The FTZ should as well aim to include all major industries to create a equitable sense of competition part national-owned, private and foreign businesses. It should follow the negative-inventory approach of granting access to any businesses that are not prohibited, and change the traditional method of examining and approving tenants to a registration-based system.

In short, the pilot FTZ scheme should serve as a perfect opportunity to build an open economy on a macroeconomic level by testing out innovative systems in the context of world competition. From this, China can learn about other economic management methods and assess the impact of full liberalisation.
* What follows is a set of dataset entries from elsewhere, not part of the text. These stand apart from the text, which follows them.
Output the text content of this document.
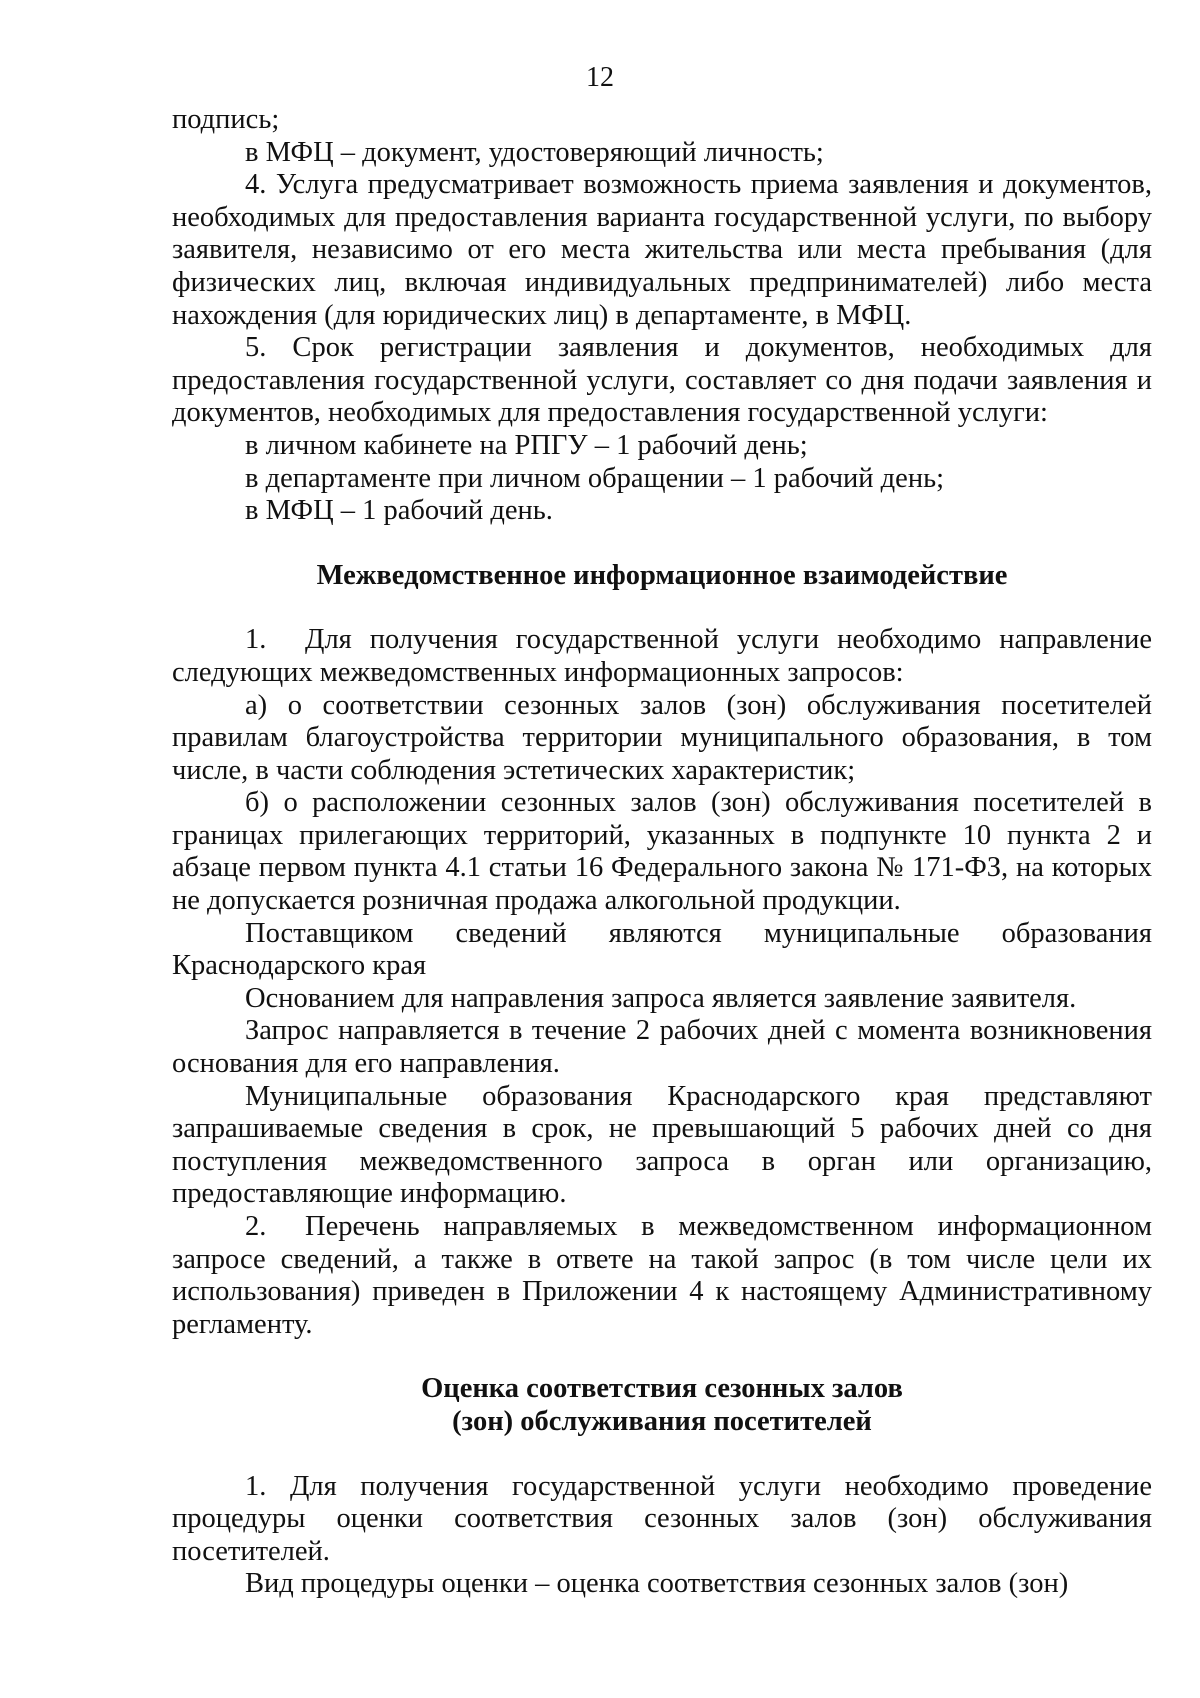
12

подпись;

в МФЦ – документ, удостоверяющий личность;

4. Услуга предусматривает возможность приема заявления и документов, необходимых для предоставления варианта государственной услуги, по выбору заявителя, независимо от его места жительства или места пребывания (для физических лиц, включая индивидуальных предпринимателей) либо места нахождения (для юридических лиц) в департаменте, в МФЦ.

5. Срок регистрации заявления и документов, необходимых для предоставления государственной услуги, составляет со дня подачи заявления и документов, необходимых для предоставления государственной услуги:

в личном кабинете на РПГУ – 1 рабочий день;

в департаменте при личном обращении – 1 рабочий день;

в МФЦ – 1 рабочий день.

Межведомственное информационное взаимодействие

1. Для получения государственной услуги необходимо направление следующих межведомственных информационных запросов:

а) о соответствии сезонных залов (зон) обслуживания посетителей правилам благоустройства территории муниципального образования, в том числе, в части соблюдения эстетических характеристик;

б) о расположении сезонных залов (зон) обслуживания посетителей в границах прилегающих территорий, указанных в подпункте 10 пункта 2 и абзаце первом пункта 4.1 статьи 16 Федерального закона № 171-ФЗ, на которых не допускается розничная продажа алкогольной продукции.

Поставщиком сведений являются муниципальные образования Краснодарского края

Основанием для направления запроса является заявление заявителя.

Запрос направляется в течение 2 рабочих дней с момента возникновения основания для его направления.

Муниципальные образования Краснодарского края представляют запрашиваемые сведения в срок, не превышающий 5 рабочих дней со дня поступления межведомственного запроса в орган или организацию, предоставляющие информацию.

2. Перечень направляемых в межведомственном информационном запросе сведений, а также в ответе на такой запрос (в том числе цели их использования) приведен в Приложении 4 к настоящему Административному регламенту.

Оценка соответствия сезонных залов
(зон) обслуживания посетителей

1. Для получения государственной услуги необходимо проведение процедуры оценки соответствия сезонных залов (зон) обслуживания посетителей.

Вид процедуры оценки – оценка соответствия сезонных залов (зон)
Bo Chen is Deputy Chair at the Department of International Economics and the Deputy Director of the Research Center on Free Trade Zone, Shanghai University of Finance and Economics.

Related Articles
  • Xi Jinping Meets with President Choummaly Sayasone of Laos

    2015/02/21 On November 8, 2014, President Xi Jinping met with President Choummaly Sayasone of Laos at the Great Hall of the People. Xi Jinping welcomed Choummaly to attend the Dialogue on Strengthening Connectivity Partnership in China. Choummaly expressed that Laos highly appreciates China's host of the Dialogue which he believes is of great significance in promoting the cooperation and common development of nations in the region.
  • Democratising finance: China’s P2P industry attracts scammers

    2015/01/31 At the same time as Chinese peer-to-peer lending platform Hengjin Dai launched last June, it used a three-day promotion to lure investors. Just 12 hours later its website went dark. In a similar case the 22-year-old founder of Boliya, an extra P2P platform, whom national TV had featured as a model young entrepreneur, suddenly vanished.
  • China largest importer of farm products from Brazil in 2014

    2015/01/22 China was the country that imported the majority agricultural and livestock products from Brazil in 2014, according to figures from the Brazilian Agribusiness Foreign Trade Statistics System (AGROSTAT). In second to fifth place on the inventory are the United States, the Netherlands, Russia and Germany, and the topl five nations last year imported agricultural and livestock products worth US$42.32 billion, or 43.7 % of the total. China, with a total of US$22.07 billion, was in initial place, and soy complex – beans, meal and oil – accounted for US$17.01 billion, of which US$16.62 billion for soy beans, which was followed by forest products, with US$1.89 billion.
  • Chinese cities see property prices fall

    2015/01/22 4.3% December fall in prices of new homes in large Chinese cities 9% Month-on-month rise in Chinese housing sales in December Prices of new homes in large Chinese cities fell 4.3 % in December from a year before, the major drop since the current data series began in 2011, according to Financial Times calculations based on government figures released yesterday. The continuing downturn in the Chinese real estate market, which began at the start of last year, is creating ructions in Beijing and globally, as slower increase and rising debts in China ripple through international commodity markets.  
  • Dalian Wanda property group, has agreed to buy a stake in Atletico Madrid football club

    2015/01/22 Wang Jianlin, chairman of the Dalian Wanda property group, has agreed to buy a stake in Atletico Madrid football club, the new move by China’s second-richest man to build a world entertainment empire stretching from China’s rust belt to Hollywood. The transaction, worth €40m-€45m, is to be announced at a press conference in Beijing today, according to people close to the transaction. It will see Mr Wang’s Dalian Wanda Group take a 20 % stake in the reigning Spanish champions. Wanda in Beijing declined to comment.